Ma a quanto ammonta il costo sociale delle emissioni di CO2 nell'atmosfera?Dall'ultimo numero della rivista scientifica Nature Climate Change arriva la risposta a questo delicato quesito: Ricke et al. (2018) stimano infatti che per ogni tonnellata di CO2 emessa dall'uomo nell'atmosfera, l'umanità paghi un conto di 417 dollari (mediana). Nel 2017 sono state immesse nell'atmosfera del pianeta terra circa 37 miliardi di tonnellate di CO2, pertanto l'esborso monetario globale stimato è pari a 15.000 miliardi di dollari, che equivale quasi al Pil generato ogni anno dai paesi dell'Ue a 28 oppure a quello prodotto in Italia in 8 anni. Pertanto, mentre i governi si dannano l'anima per racimolare 30-40 miliardi di euro l'anno necessari per la manovra finanziaria (Def), l'umanità (??) si permette il lusso di sperperare una valanga di miliardi di euro per riparare i danni (evitabilissimi........) che il global warming regolarmente provoca.

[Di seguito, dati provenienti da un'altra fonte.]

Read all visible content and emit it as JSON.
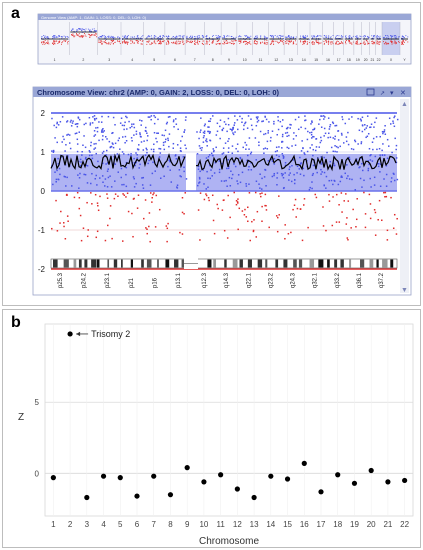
{
  "panel_a": {
    "letter": "a",
    "genome_header": "Genome View (AMP: 1, GAIN: 1, LOSS: 0, DEL: 0, LOH: 0)",
    "genome_labels": [
      "1",
      "2",
      "3",
      "4",
      "5",
      "6",
      "7",
      "8",
      "9",
      "10",
      "11",
      "12",
      "13",
      "14",
      "15",
      "16",
      "17",
      "18",
      "19",
      "20",
      "21",
      "22",
      "X",
      "Y"
    ],
    "chrom_header": "Chromosome View: chr2 (AMP: 0, GAIN: 2, LOSS: 0, DEL: 0, LOH: 0)",
    "y_ticks": [
      "2",
      "1",
      "0",
      "-1",
      "-2"
    ],
    "bands": [
      "p25.3",
      "p24.2",
      "p23.1",
      "p21",
      "p16",
      "p13.1",
      "q12.3",
      "q14.3",
      "q22.1",
      "q23.2",
      "q24.3",
      "q32.1",
      "q33.2",
      "q36.1",
      "q37.2"
    ],
    "colors": {
      "header_bg": "#9aa7d6",
      "gain": "#4a55e8",
      "loss": "#e02a2a",
      "line": "#000000"
    }
  },
  "panel_b": {
    "letter": "b",
    "annotation": "Trisomy 2",
    "xlabel": "Chromosome",
    "ylabel": "Z"
  },
  "chart_data": {
    "type": "scatter",
    "x": [
      1,
      2,
      3,
      4,
      5,
      6,
      7,
      8,
      9,
      10,
      11,
      12,
      13,
      14,
      15,
      16,
      17,
      18,
      19,
      20,
      21,
      22
    ],
    "y": [
      -0.3,
      9.8,
      -1.7,
      -0.2,
      -0.3,
      -1.6,
      -0.2,
      -1.5,
      0.4,
      -0.6,
      -0.1,
      -1.1,
      -1.7,
      -0.2,
      -0.4,
      0.7,
      -1.3,
      -0.1,
      -0.7,
      0.2,
      -0.6,
      -0.5
    ],
    "xticks": [
      "1",
      "2",
      "3",
      "4",
      "5",
      "6",
      "7",
      "8",
      "9",
      "10",
      "11",
      "12",
      "13",
      "14",
      "15",
      "16",
      "17",
      "18",
      "19",
      "20",
      "21",
      "22"
    ],
    "yticks": [
      "0",
      "5"
    ],
    "xlabel": "Chromosome",
    "ylabel": "Z",
    "ylim": [
      -3,
      10.5
    ],
    "xlim": [
      0.5,
      22.5
    ],
    "grid": true,
    "annotations": [
      {
        "text": "Trisomy 2",
        "x": 2,
        "y": 9.8
      }
    ]
  }
}
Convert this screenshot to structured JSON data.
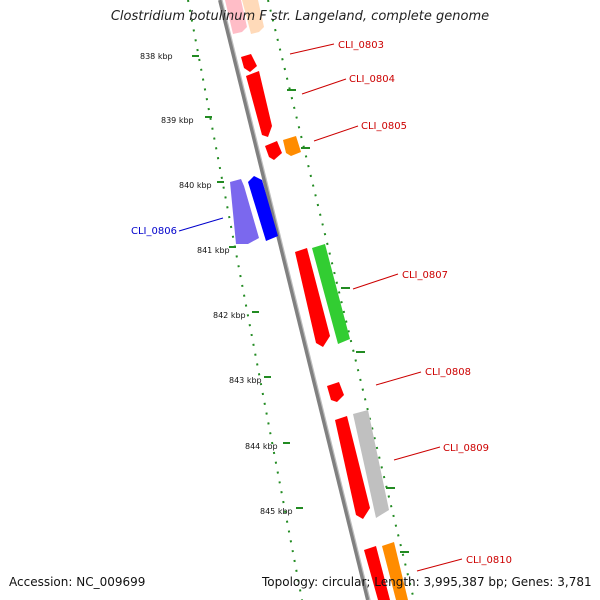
{
  "title": "Clostridium botulinum F str. Langeland, complete genome",
  "footer": {
    "accession": "Accession: NC_009699",
    "summary": "Topology: circular; Length: 3,995,387 bp; Genes: 3,781"
  },
  "colors": {
    "backbone": "#808080",
    "tick": "#228b22",
    "red": "#ff0000",
    "orange": "#ff8c00",
    "green": "#32cd32",
    "blue": "#0000ff",
    "purple": "#7b68ee",
    "gray": "#c0c0c0",
    "pink": "#ffb6c1",
    "peach": "#ffdab9",
    "label_red": "#cc0000",
    "label_blue": "#0000cc"
  },
  "kbp_labels": [
    "838 kbp",
    "839 kbp",
    "840 kbp",
    "841 kbp",
    "842 kbp",
    "843 kbp",
    "844 kbp",
    "845 kbp"
  ],
  "gene_labels": [
    "CLI_0803",
    "CLI_0804",
    "CLI_0805",
    "CLI_0806",
    "CLI_0807",
    "CLI_0808",
    "CLI_0809",
    "CLI_0810"
  ]
}
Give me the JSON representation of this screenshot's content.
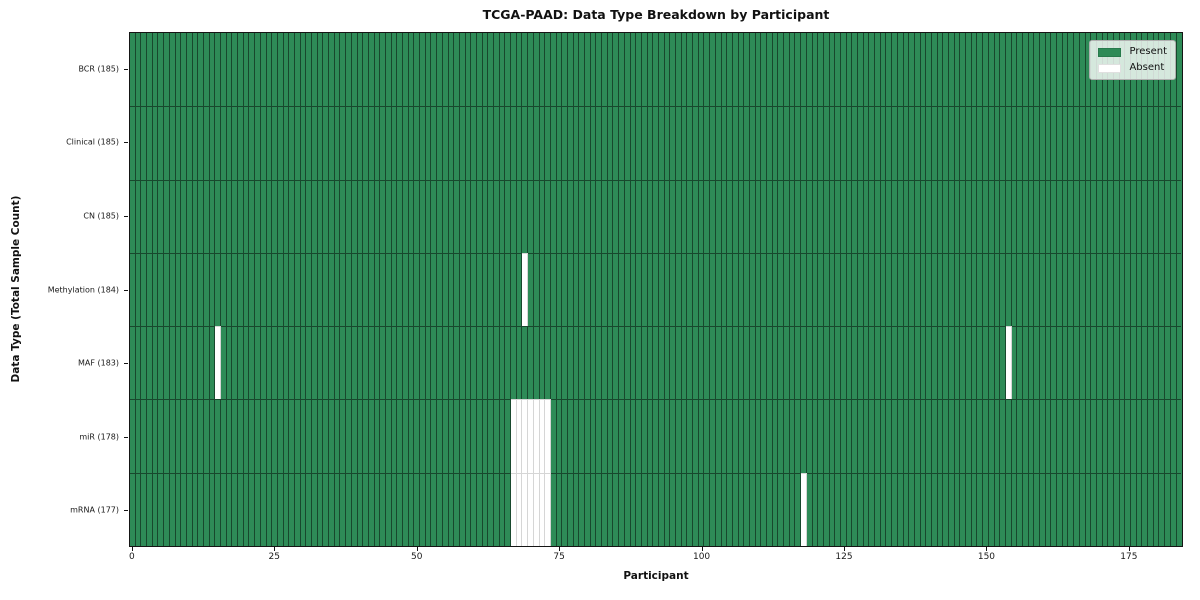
{
  "title": "TCGA-PAAD: Data Type Breakdown by Participant",
  "chart_data": {
    "type": "heatmap",
    "title": "TCGA-PAAD: Data Type Breakdown by Participant",
    "xlabel": "Participant",
    "ylabel": "Data Type (Total Sample Count)",
    "n_participants": 185,
    "xlim": [
      -0.5,
      184.5
    ],
    "xticks": [
      0,
      25,
      50,
      75,
      100,
      125,
      150,
      175
    ],
    "grid": false,
    "colors": {
      "present": "#2e8b57",
      "absent": "#ffffff"
    },
    "legend": {
      "position": "upper right",
      "entries": [
        {
          "label": "Present",
          "color": "#2e8b57"
        },
        {
          "label": "Absent",
          "color": "#ffffff"
        }
      ]
    },
    "rows": [
      {
        "label": "BCR (185)",
        "data_type": "BCR",
        "present_count": 185,
        "absent_count": 0,
        "absent_participants": []
      },
      {
        "label": "Clinical (185)",
        "data_type": "Clinical",
        "present_count": 185,
        "absent_count": 0,
        "absent_participants": []
      },
      {
        "label": "CN (185)",
        "data_type": "CN",
        "present_count": 185,
        "absent_count": 0,
        "absent_participants": []
      },
      {
        "label": "Methylation (184)",
        "data_type": "Methylation",
        "present_count": 184,
        "absent_count": 1,
        "absent_participants": [
          69
        ]
      },
      {
        "label": "MAF (183)",
        "data_type": "MAF",
        "present_count": 183,
        "absent_count": 2,
        "absent_participants": [
          15,
          154
        ]
      },
      {
        "label": "miR (178)",
        "data_type": "miR",
        "present_count": 178,
        "absent_count": 7,
        "absent_participants": [
          67,
          68,
          69,
          70,
          71,
          72,
          73
        ]
      },
      {
        "label": "mRNA (177)",
        "data_type": "mRNA",
        "present_count": 177,
        "absent_count": 8,
        "absent_participants": [
          67,
          68,
          69,
          70,
          71,
          72,
          73,
          118
        ]
      }
    ]
  }
}
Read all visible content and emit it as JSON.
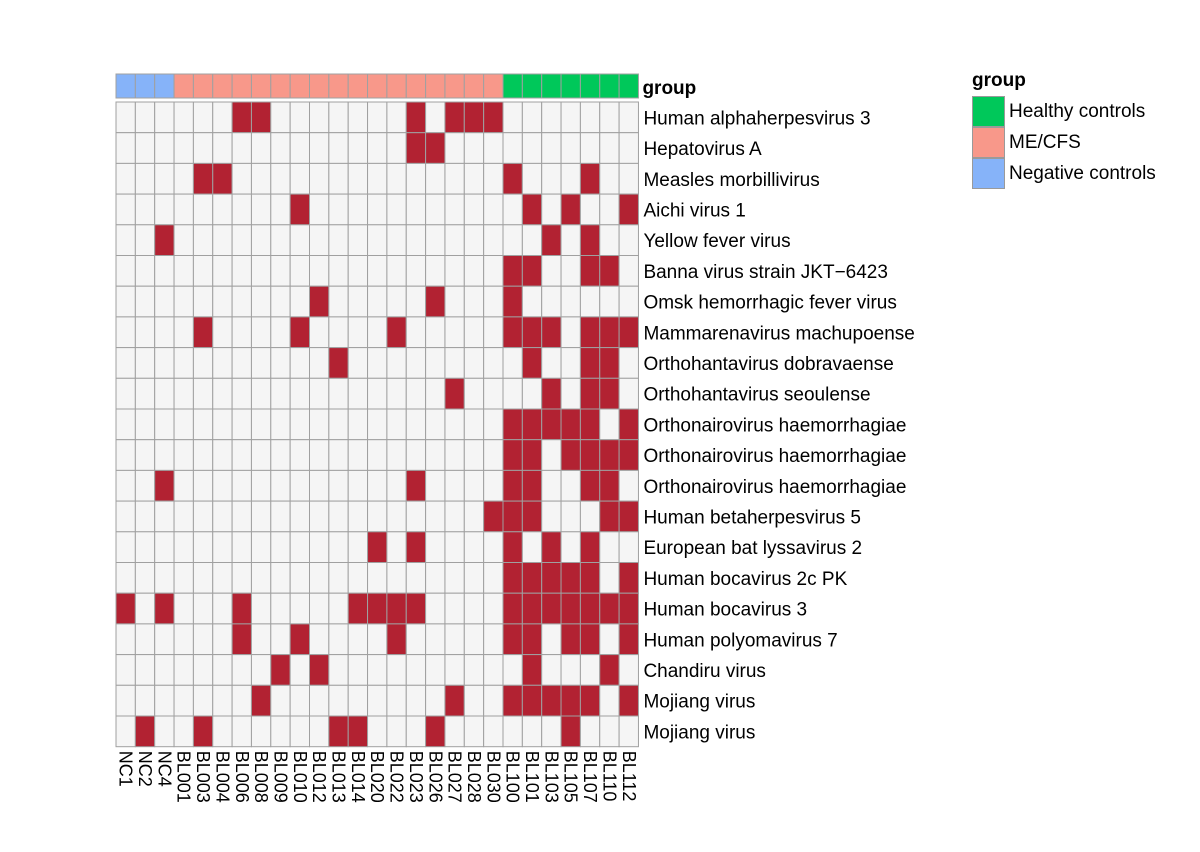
{
  "chart_data": {
    "type": "heatmap",
    "columns": [
      "NC1",
      "NC2",
      "NC4",
      "BL001",
      "BL003",
      "BL004",
      "BL006",
      "BL008",
      "BL009",
      "BL010",
      "BL012",
      "BL013",
      "BL014",
      "BL020",
      "BL022",
      "BL023",
      "BL026",
      "BL027",
      "BL028",
      "BL030",
      "BL100",
      "BL101",
      "BL103",
      "BL105",
      "BL107",
      "BL110",
      "BL112"
    ],
    "rows": [
      "Human alphaherpesvirus 3",
      "Hepatovirus A",
      "Measles morbillivirus",
      "Aichi virus 1",
      "Yellow fever virus",
      "Banna virus strain JKT−6423",
      "Omsk hemorrhagic fever virus",
      "Mammarenavirus machupoense",
      "Orthohantavirus dobravaense",
      "Orthohantavirus seoulense",
      "Orthonairovirus haemorrhagiae",
      "Orthonairovirus haemorrhagiae",
      "Orthonairovirus haemorrhagiae",
      "Human betaherpesvirus 5",
      "European bat lyssavirus 2",
      "Human bocavirus 2c PK",
      "Human bocavirus 3",
      "Human polyomavirus 7",
      "Chandiru virus",
      "Mojiang virus",
      "Mojiang virus"
    ],
    "column_groups": [
      "Negative controls",
      "Negative controls",
      "Negative controls",
      "ME/CFS",
      "ME/CFS",
      "ME/CFS",
      "ME/CFS",
      "ME/CFS",
      "ME/CFS",
      "ME/CFS",
      "ME/CFS",
      "ME/CFS",
      "ME/CFS",
      "ME/CFS",
      "ME/CFS",
      "ME/CFS",
      "ME/CFS",
      "ME/CFS",
      "ME/CFS",
      "ME/CFS",
      "Healthy controls",
      "Healthy controls",
      "Healthy controls",
      "Healthy controls",
      "Healthy controls",
      "Healthy controls",
      "Healthy controls"
    ],
    "annotation_label": "group",
    "legend": {
      "title": "group",
      "items": [
        {
          "label": "Healthy controls",
          "color": "#00c85a"
        },
        {
          "label": "ME/CFS",
          "color": "#f8988a"
        },
        {
          "label": "Negative controls",
          "color": "#86b3f9"
        }
      ]
    },
    "colors": {
      "present": "#b22232",
      "absent": "#f5f5f5",
      "grid": "#a0a0a0"
    },
    "matrix": [
      [
        0,
        0,
        0,
        0,
        0,
        0,
        1,
        1,
        0,
        0,
        0,
        0,
        0,
        0,
        0,
        1,
        0,
        1,
        1,
        1,
        0,
        0,
        0,
        0,
        0,
        0,
        0
      ],
      [
        0,
        0,
        0,
        0,
        0,
        0,
        0,
        0,
        0,
        0,
        0,
        0,
        0,
        0,
        0,
        1,
        1,
        0,
        0,
        0,
        0,
        0,
        0,
        0,
        0,
        0,
        0
      ],
      [
        0,
        0,
        0,
        0,
        1,
        1,
        0,
        0,
        0,
        0,
        0,
        0,
        0,
        0,
        0,
        0,
        0,
        0,
        0,
        0,
        1,
        0,
        0,
        0,
        1,
        0,
        0
      ],
      [
        0,
        0,
        0,
        0,
        0,
        0,
        0,
        0,
        0,
        1,
        0,
        0,
        0,
        0,
        0,
        0,
        0,
        0,
        0,
        0,
        0,
        1,
        0,
        1,
        0,
        0,
        1
      ],
      [
        0,
        0,
        1,
        0,
        0,
        0,
        0,
        0,
        0,
        0,
        0,
        0,
        0,
        0,
        0,
        0,
        0,
        0,
        0,
        0,
        0,
        0,
        1,
        0,
        1,
        0,
        0
      ],
      [
        0,
        0,
        0,
        0,
        0,
        0,
        0,
        0,
        0,
        0,
        0,
        0,
        0,
        0,
        0,
        0,
        0,
        0,
        0,
        0,
        1,
        1,
        0,
        0,
        1,
        1,
        0
      ],
      [
        0,
        0,
        0,
        0,
        0,
        0,
        0,
        0,
        0,
        0,
        1,
        0,
        0,
        0,
        0,
        0,
        1,
        0,
        0,
        0,
        1,
        0,
        0,
        0,
        0,
        0,
        0
      ],
      [
        0,
        0,
        0,
        0,
        1,
        0,
        0,
        0,
        0,
        1,
        0,
        0,
        0,
        0,
        1,
        0,
        0,
        0,
        0,
        0,
        1,
        1,
        1,
        0,
        1,
        1,
        1
      ],
      [
        0,
        0,
        0,
        0,
        0,
        0,
        0,
        0,
        0,
        0,
        0,
        1,
        0,
        0,
        0,
        0,
        0,
        0,
        0,
        0,
        0,
        1,
        0,
        0,
        1,
        1,
        0
      ],
      [
        0,
        0,
        0,
        0,
        0,
        0,
        0,
        0,
        0,
        0,
        0,
        0,
        0,
        0,
        0,
        0,
        0,
        1,
        0,
        0,
        0,
        0,
        1,
        0,
        1,
        1,
        0
      ],
      [
        0,
        0,
        0,
        0,
        0,
        0,
        0,
        0,
        0,
        0,
        0,
        0,
        0,
        0,
        0,
        0,
        0,
        0,
        0,
        0,
        1,
        1,
        1,
        1,
        1,
        0,
        1
      ],
      [
        0,
        0,
        0,
        0,
        0,
        0,
        0,
        0,
        0,
        0,
        0,
        0,
        0,
        0,
        0,
        0,
        0,
        0,
        0,
        0,
        1,
        1,
        0,
        1,
        1,
        1,
        1
      ],
      [
        0,
        0,
        1,
        0,
        0,
        0,
        0,
        0,
        0,
        0,
        0,
        0,
        0,
        0,
        0,
        1,
        0,
        0,
        0,
        0,
        1,
        1,
        0,
        0,
        1,
        1,
        0
      ],
      [
        0,
        0,
        0,
        0,
        0,
        0,
        0,
        0,
        0,
        0,
        0,
        0,
        0,
        0,
        0,
        0,
        0,
        0,
        0,
        1,
        1,
        1,
        0,
        0,
        0,
        1,
        1
      ],
      [
        0,
        0,
        0,
        0,
        0,
        0,
        0,
        0,
        0,
        0,
        0,
        0,
        0,
        1,
        0,
        1,
        0,
        0,
        0,
        0,
        1,
        0,
        1,
        0,
        1,
        0,
        0
      ],
      [
        0,
        0,
        0,
        0,
        0,
        0,
        0,
        0,
        0,
        0,
        0,
        0,
        0,
        0,
        0,
        0,
        0,
        0,
        0,
        0,
        1,
        1,
        1,
        1,
        1,
        0,
        1
      ],
      [
        1,
        0,
        1,
        0,
        0,
        0,
        1,
        0,
        0,
        0,
        0,
        0,
        1,
        1,
        1,
        1,
        0,
        0,
        0,
        0,
        1,
        1,
        1,
        1,
        1,
        1,
        1
      ],
      [
        0,
        0,
        0,
        0,
        0,
        0,
        1,
        0,
        0,
        1,
        0,
        0,
        0,
        0,
        1,
        0,
        0,
        0,
        0,
        0,
        1,
        1,
        0,
        1,
        1,
        0,
        1
      ],
      [
        0,
        0,
        0,
        0,
        0,
        0,
        0,
        0,
        1,
        0,
        1,
        0,
        0,
        0,
        0,
        0,
        0,
        0,
        0,
        0,
        0,
        1,
        0,
        0,
        0,
        1,
        0
      ],
      [
        0,
        0,
        0,
        0,
        0,
        0,
        0,
        1,
        0,
        0,
        0,
        0,
        0,
        0,
        0,
        0,
        0,
        1,
        0,
        0,
        1,
        1,
        1,
        1,
        1,
        0,
        1
      ],
      [
        0,
        1,
        0,
        0,
        1,
        0,
        0,
        0,
        0,
        0,
        0,
        1,
        1,
        0,
        0,
        0,
        1,
        0,
        0,
        0,
        0,
        0,
        0,
        1,
        0,
        0,
        0
      ]
    ]
  }
}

E' interessante poi sapere che non tutti i paesi pagano in egual misura, anzi alcuni addirittura guadagnano dalle emissioni antropiche di CO2. Dal lavoro sopra citato emerge infatti come tra i paesi che pagano i costi più elevati vi sono alcuni che hanno un interesse diretto a frenare le politiche di prevenzione del cambiamento climatico per continuare a estrarre e commercializzare petrolio, quali Arabia Saudita e Emirati Arabi, altri invece scontano l'effetto diretto dell'aumento dei gradi di calore, poiché ogni grado di temperatura in più rispetto all'optimum economico (che pare essere 13°C) provoca limitazioni alla crescita economica (es. India, Usa, Brasile e Cina che di fatto mostrano oggi un tasso di inquinamento elevato e purtroppo crescente, seppur con motivazioni differenti). Viceversa, vi sono paesi che beneficiano in termini economici, quali Russia, Canada, Regno Unito, Germania, Polonia, Ungheria, Svezia, Norvegia, Finlandia, poiché un aumento della temperatura migliora la crescita economica (minori costi per il riscaldamento domestico, aumenti delle produzioni agricole, risparmio per le catastrofi meteo evitate, ecc.); non a caso tali paesi sono collocati nella parte settentrionale dell'emisfero nord, ove la temperatura media è al di sotto dell'optimum economico.
Il concetto di mitigazione del riscaldamento del pianeta deve quindi tenere in forte considerazione anche l'aspetto sociale, oltre che quello economico come visto sopra, ovvero infrastrutture distrutte e vite umane ed animali stroncate, senza dimenticare quello ecologico, ovvero sconvolgimento degli ecosistemi e migrazioni di massa sia di esseri umani sia di animali e piante, inclusi insetti e specie aliene. Senza voler fare terrorismo psicologico, occorre ricordare che in questi ultimi anni l'accertato aumento di nuovi virus e agenti infettivi nei paesi europei, Italia in primis, è causato dall'aumento di ambienti maggiormente ospitali, grazie appunto ai cambiamenti climatici, non solo per loro ma anche per i vettori specifici, zanzare in primis. Anche questo fenomeno conduce inevitabilmente a elevatissimi costi aggiuntivi da sostenere, anche qui da imputare interamente al global warming.